If you're a momentum trader who watches technical indicators closely, two consumer discretionary stocks are waving red flags as we push deeper into January. Both Toyota Motor Corp (TM) and Lowe's Companies Inc (LOW) are sporting overbought readings that could spell trouble for anyone chasing these recent rallies.
The Relative Strength Index is one of those momentum tools that sounds more complicated than it actually is. It simply compares how strongly a stock performs on up days versus down days. When the RSI climbs above 70, it typically means the stock has gotten ahead of itself and might be due for a breather. Think of it as the market's way of saying "maybe pump the brakes here."
Toyota Motor Runs Hot After Sales Beat
Toyota Motor (TM) reported its year-end 2025 U.S. sales figures on January 5, posting solid numbers with 2,518,071 vehicles sold across North America. Investors clearly liked what they saw. The stock has jumped around 7% over the past five days alone, pushing shares to $228.63 on Tuesday, up 2.7% for the session.

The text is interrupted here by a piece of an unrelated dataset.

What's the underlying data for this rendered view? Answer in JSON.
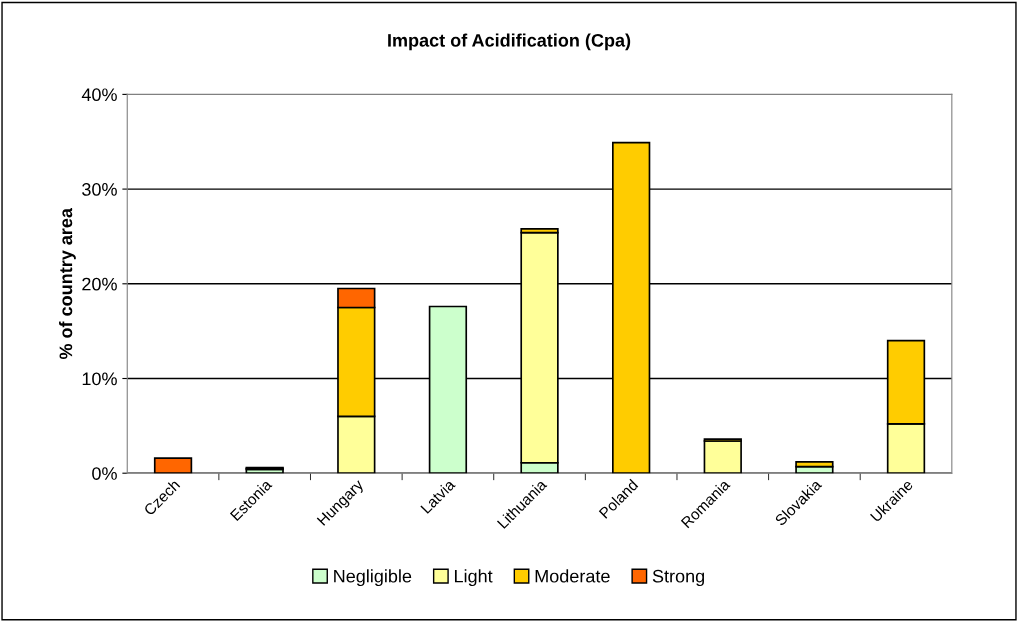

That's uncomfortably close to its 52-week high of $231.16.
The company's current RSI reading sits at 72.5, which puts it squarely in overbought territory. Market data shows Toyota with a momentum score of 76.94 and an impressive value score of 98.91, suggesting the fundamentals might still be solid even if the recent price action has gotten a bit frothy.
Lowe's Surges on Analyst Upgrade
Lowe's Companies (LOW) has had an even more dramatic run, climbing roughly 10% over the past month. The catalyst? Gordon Haskett analyst Chuck Grom upgraded the home improvement retailer from Hold to Buy on January 13, slapping a $325 price target on the stock. Shares rose 0.8% to $272.95 on Tuesday, approaching their 52-week peak of $274.98.
Here's the thing though: Lowe's RSI currently registers at 77.7, which is notably higher than Toyota's already-elevated reading. That level suggests the stock has gotten stretched pretty thin in the near term, regardless of whatever long-term bullish case the analyst upgrade might represent.
For traders who use momentum indicators as part of their strategy, these overbought readings don't necessarily mean you should panic sell or start shorting. They're just signals that these stocks have moved far and fast, and might need some time to digest their gains before pushing higher. Sometimes stocks can stay overbought longer than seems rational, but the odds of a pullback do increase when you see RSI values this elevated.